Шрамы под ледяной маской
01 января 2026, 07:40
Всё началось с пальцев. Длинных, тонких, художничьих пальцев, которые сейчас с жестокой, методичной решимостью проталкивались ему в глотку, глубже, до самых костяшек, пока не вызывали спазм. Му Цин склонился над фарфоровой белизной унитаза, его тело выгибалось в немой судороге, а по щекам, смешиваясь со слюной и желудочным соком, катились беззвучные слёзы. Он их почти не замечал. Это было частью ритуала — очищения через страдание. Он позволил себе слишком много. Слишком много еды в гостеприимном доме Се Ляня, где воздух был пропитан сладким запахом домашней выпечки и безусловного принятия. Слишком много откровенностей под ласковым, размягчающим душу влиянием алкоголя, когда язык становился предательски послушным, а стены вокруг сердца — тонкими, как папиросная бумага. Всё было «слишком». Для него существовала лишь одна приемлемая мера — «слишком мало». Мало еды, мало слов, мало доверия, мало места под солнцем.
Быть честным, открытым — непозволительная роскошь. Если кто-то узнает, что безупречный, холодный Му Цин приходит домой и насильно выворачивает наизнанку собственные внутренности; что он под ледяными струями душа тихо задыхается от рыданий, которые даже звука не издают, — они отвернутся. Испугаются. Напишут в его личном деле диагноз: «ненормальный». Гордая Снежная королева не имеет права быть на самом деле облезлым, дрожащим от холода и страха котёнком с мокрыми от слёз глазами. Пусть лучше все верят в миф. Верят, что он лишён обычных человеческих чувств, что он лишь сгусток нервозности, сарказма и ледяного безразличия, неспособный на доброту (ну, разве что к Се Ляню, но и то — из чувства долга). Тот факт, что по вечерам он заваривает чёрный чай с чабрецом и лимоном в любимой потрёпанной кружке с усатыми мордочками, что спит, свернувшись калачиком вокруг старой плюшевой акулы, — это знание должно умереть с ним.
Никто не должен видеть, как медленно вянут алые, когда-то пышные цветы в самой глубине его груди. Он завянет вместе с ними, тихо и незаметно. И в этом не будет ничего страшного. Правда же?
Он редко позволял себе такие мысли — о парных вещах. У него была коробка, аккуратно задвинутая на верхнюю полку шкафа. В ней — свидетельства несбыточных надежд: парные браслеты, шарфы, смешные носки, кружки-близнецы, даже зубные щётки с половинками одного сердца. Коробка пополнялась в моменты слабости, поддавшись навязчивой рекламе или мимолётной иллюзии «а вдруг». Но она лишь становилась тяжелее, а он — всё таким же одиноким. Пыльный саркофаг с ненужными артефактами жизни, которая ему не принадлежала.

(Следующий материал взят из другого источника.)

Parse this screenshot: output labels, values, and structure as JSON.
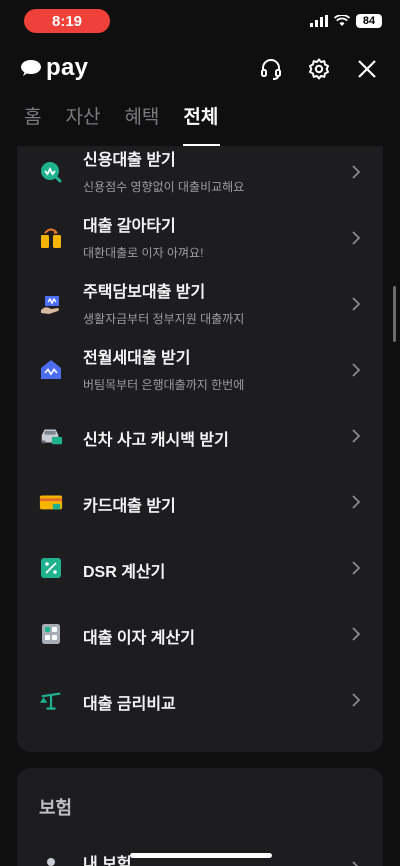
{
  "status_bar": {
    "time": "8:19",
    "battery": "84"
  },
  "header": {
    "logo_text": "pay"
  },
  "tabs": [
    {
      "label": "홈",
      "active": false
    },
    {
      "label": "자산",
      "active": false
    },
    {
      "label": "혜택",
      "active": false
    },
    {
      "label": "전체",
      "active": true
    }
  ],
  "loan_items": [
    {
      "title": "신용대출 받기",
      "subtitle": "신용점수 영향없이 대출비교해요",
      "icon": "credit-loan-icon"
    },
    {
      "title": "대출 갈아타기",
      "subtitle": "대환대출로 이자 아껴요!",
      "icon": "loan-switch-icon"
    },
    {
      "title": "주택담보대출 받기",
      "subtitle": "생활자금부터 정부지원 대출까지",
      "icon": "mortgage-icon"
    },
    {
      "title": "전월세대출 받기",
      "subtitle": "버팀목부터 은행대출까지 한번에",
      "icon": "rent-loan-icon"
    },
    {
      "title": "신차 사고 캐시백 받기",
      "subtitle": "",
      "icon": "car-icon"
    },
    {
      "title": "카드대출 받기",
      "subtitle": "",
      "icon": "card-icon"
    },
    {
      "title": "DSR 계산기",
      "subtitle": "",
      "icon": "percent-icon"
    },
    {
      "title": "대출 이자 계산기",
      "subtitle": "",
      "icon": "calculator-icon"
    },
    {
      "title": "대출 금리비교",
      "subtitle": "",
      "icon": "scale-icon"
    }
  ],
  "insurance": {
    "section_title": "보험",
    "items": [
      {
        "title": "내 보험",
        "icon": "insurance-icon"
      }
    ]
  },
  "colors": {
    "background": "#0f0f10",
    "card": "#1d1d20",
    "time_pill": "#f0403a"
  }
}
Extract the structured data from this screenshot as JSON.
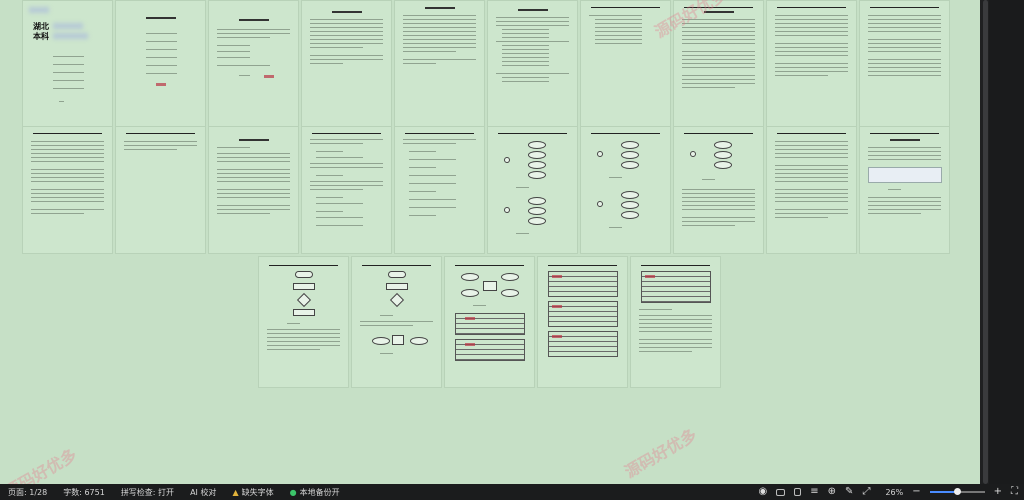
{
  "document": {
    "cover": {
      "line1": "湖北",
      "line2": "本科"
    },
    "watermark": "源码好优多"
  },
  "statusbar": {
    "page": "页面: 1/28",
    "words": "字数: 6751",
    "spell": "拼写检查: 打开",
    "ai": "AI 校对",
    "missing_font": "缺失字体",
    "backup": "本地备份开",
    "zoom": "26%",
    "zoom_value": 0.26
  },
  "colors": {
    "page_bg": "#cde6cd",
    "statusbar_bg": "#1b1c1d",
    "warning": "#e2b33b",
    "ok": "#3cc46a"
  },
  "icons": [
    "eye-icon",
    "read-mode-icon",
    "page-view-icon",
    "outline-icon",
    "web-view-icon",
    "pen-icon",
    "fit-icon",
    "zoom-out-icon",
    "zoom-in-icon",
    "fullscreen-icon"
  ]
}
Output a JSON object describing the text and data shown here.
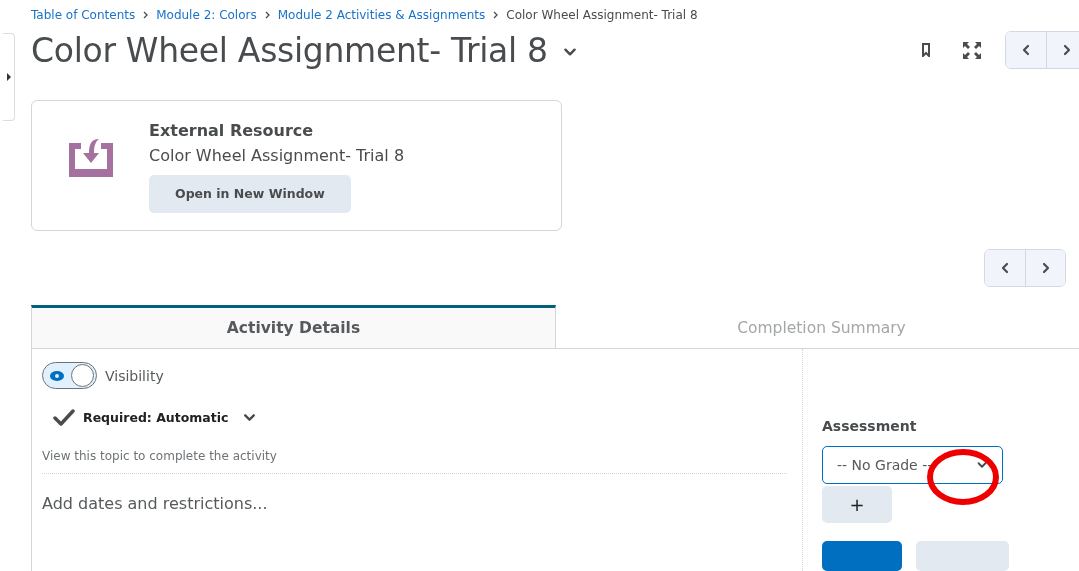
{
  "breadcrumbs": [
    {
      "label": "Table of Contents",
      "kind": "link"
    },
    {
      "label": "Module 2: Colors",
      "kind": "link"
    },
    {
      "label": "Module 2 Activities & Assignments",
      "kind": "link"
    },
    {
      "label": "Color Wheel Assignment- Trial 8",
      "kind": "current"
    }
  ],
  "title": "Color Wheel Assignment- Trial 8",
  "resource_card": {
    "heading": "External Resource",
    "name": "Color Wheel Assignment- Trial 8",
    "button": "Open in New Window"
  },
  "tabs": [
    {
      "label": "Activity Details",
      "selected": true
    },
    {
      "label": "Completion Summary",
      "selected": false
    }
  ],
  "visibility": {
    "label": "Visibility",
    "on": true
  },
  "requirement": {
    "label": "Required: Automatic",
    "description": "View this topic to complete the activity"
  },
  "dates_link": "Add dates and restrictions...",
  "assessment": {
    "label": "Assessment",
    "value": "-- No Grade --",
    "add_button": "+",
    "annotated": true
  }
}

Когда желудок опустел, оставив после себя лишь жгучую кислую пустоту, Му Цин вытер рот грубым бумажным полотенцем и откинулся спиной на ледяной кафель стены. Влажность проступала сквозь тонкую ткань футболки. Пальцы судорожно сжали материал на груди. Под чёрным хлопком, на плечах и грудной клетке, скрывались маленькие, уродливые звёзды и розетки — следы ожогов. Если присмотреться к тонким запястьям, можно было увидеть под ремешком часов и манжетой тонкие, бледные, как нити, шрамы — старая гравировка отчаяния. Сейчас, в шортах, были видны колени и щиколотки, украшенные такими же молчаливыми метками. Он водил по ним взглядом, медленно, с отстранённым ужасом, как будто рассматривал карту чужой, опустошённой страны.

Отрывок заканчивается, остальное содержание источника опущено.